During States question time, Deputy Lyndon Farnham said that, when compared with similar funds in other jurisdictions, Jersey’s social security reserves were in a “strong state”.
If approved, the recently-unveiled 2026 to 2029 Budget includes plans for a “temporary rebasing” of the States grant to the Social Security Fund over the next four years.
This would initially see the figure drop from its formula value of around £97 million to around £50 million, with further “one-off” reductions of £17.6 million and £10 million – to support the Government’s capital programme and living wage transition plans respectively – taking it down to £22.768 million in 2026 [see picture].
During questions without notice to Chief Minister Lyndon Farnham, Deputy Renouf questioned whether the public could have faith that the government’s proposed Capital Investment Programme to protect public spending when “that principle is being undermined with its raid on social security contributions”.
Deputy Farnham, in response, said: “They should have faith based upon the the foresight that established the Social Security Reserve Fund and the strong performance that has let it to grow to almost £2.5 billion with the projected growth of £3 billion by 2029.
“The Social Security Reserve Fund was based on a formula set up at a time when our long-term population projections were completely different to what they are now and the Deputy conveniently forgets that we are still proposing to put £186 million into the fund. I think it is important that we balance what the taxpayers puts into the fund and how it supports the fund with what the fund actually needs.
“It is still, by just about every other reserve fund around the world, in a strong state with seven or eight years of reserves which is unheard of in many other countries. I wish the Deputy and other Members would stop scaremongering about the impact on the fund.”
Earlier in the sitting, Social Security Minister Lyndsay Feltham sought to reassure Members that the proposed reduction “will not damage the ability of the fund to meet its future commitments”.

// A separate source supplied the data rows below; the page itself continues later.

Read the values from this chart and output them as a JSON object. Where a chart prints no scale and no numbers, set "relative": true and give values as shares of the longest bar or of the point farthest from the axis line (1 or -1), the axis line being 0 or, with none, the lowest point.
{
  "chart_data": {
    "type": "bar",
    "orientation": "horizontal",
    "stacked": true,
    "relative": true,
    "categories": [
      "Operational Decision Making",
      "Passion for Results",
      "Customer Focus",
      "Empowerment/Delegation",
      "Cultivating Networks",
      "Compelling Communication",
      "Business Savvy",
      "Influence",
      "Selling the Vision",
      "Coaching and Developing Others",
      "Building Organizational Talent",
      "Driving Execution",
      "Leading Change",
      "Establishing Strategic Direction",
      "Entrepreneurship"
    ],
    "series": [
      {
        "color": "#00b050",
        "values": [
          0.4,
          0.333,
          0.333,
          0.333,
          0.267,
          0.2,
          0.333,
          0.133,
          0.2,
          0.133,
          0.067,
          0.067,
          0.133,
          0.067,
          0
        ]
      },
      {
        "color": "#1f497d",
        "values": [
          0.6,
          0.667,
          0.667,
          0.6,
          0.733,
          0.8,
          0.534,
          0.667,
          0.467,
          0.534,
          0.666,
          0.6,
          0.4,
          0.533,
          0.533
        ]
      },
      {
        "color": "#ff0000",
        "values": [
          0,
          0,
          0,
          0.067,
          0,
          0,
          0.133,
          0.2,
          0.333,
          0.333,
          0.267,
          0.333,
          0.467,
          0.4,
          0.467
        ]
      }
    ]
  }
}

Deputy Renouf questioned what work had been undertaken prior to the proposed Budget’s publication to ensure that the reduction could be implemented “without damaging the ability of the fund to meet its future commitments”.

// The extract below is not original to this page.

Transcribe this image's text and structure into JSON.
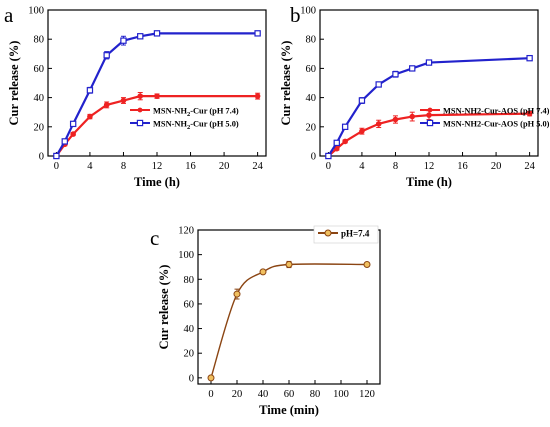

He also asked why, given the scale of the reduction, the next actuarial review had not been brought forward “to inform the budget decision”.
“Detailed estimates were prepared by Treasury and considered at length by Council of Ministers prior to the publication of the Budget,” Deputy Feltham said, citing figures elsewhere within the document that “show that the temporary reduction will not damage the ability of the fund to meet its future commitments”.

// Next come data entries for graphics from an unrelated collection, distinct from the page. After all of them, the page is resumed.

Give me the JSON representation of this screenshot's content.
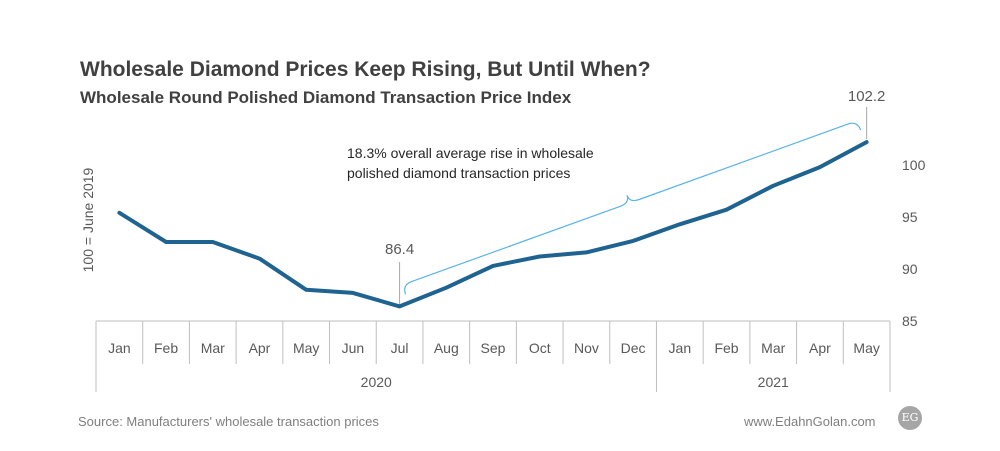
{
  "title": "Wholesale Diamond Prices Keep Rising, But Until When?",
  "subtitle": "Wholesale Round Polished Diamond Transaction Price Index",
  "source": "Source: Manufacturers' wholesale transaction prices",
  "website": "www.EdahnGolan.com",
  "logo_text": "EG",
  "colors": {
    "line": "#1f6391",
    "bracket": "#5ab4e6",
    "axis": "#bfbfbf",
    "text": "#595959"
  },
  "chart_data": {
    "type": "line",
    "title": "Wholesale Round Polished Diamond Transaction Price Index",
    "ylabel": "100 = June 2019",
    "xlabel": "",
    "categories": [
      "Jan",
      "Feb",
      "Mar",
      "Apr",
      "May",
      "Jun",
      "Jul",
      "Aug",
      "Sep",
      "Oct",
      "Nov",
      "Dec",
      "Jan",
      "Feb",
      "Mar",
      "Apr",
      "May"
    ],
    "year_groups": [
      {
        "label": "2020",
        "count": 12
      },
      {
        "label": "2021",
        "count": 5
      }
    ],
    "series": [
      {
        "values": [
          95.4,
          92.6,
          92.6,
          91.0,
          88.0,
          87.7,
          86.4,
          88.2,
          90.3,
          91.2,
          91.6,
          92.7,
          94.3,
          95.7,
          98.0,
          99.8,
          102.2
        ]
      }
    ],
    "ylim": [
      85,
      102.5
    ],
    "yticks": [
      85,
      90,
      95,
      100
    ],
    "y_axis_position": "right",
    "grid": false,
    "annotations": {
      "low_label": "86.4",
      "low_index": 6,
      "high_label": "102.2",
      "high_index": 16,
      "rise_text_line1": "18.3% overall average rise in wholesale",
      "rise_text_line2": "polished diamond transaction prices"
    }
  }
}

“The Social Security Reserve Fund balance is expected to increase to £2.5 billion at the end of 2025 and to £3 billion at the end of 2029,” she continued.
“The periodic actuarial review of the fund is a detailed and time-consuming piece of work designed to support longer-term policy decisions.
“The reviews are scheduled to give each government the most up-to-date information possible on long-term trends, and it would not be appropriate to move this timetable due to a proposal for a temporary reduction which does not have a long-term impact on the fund.”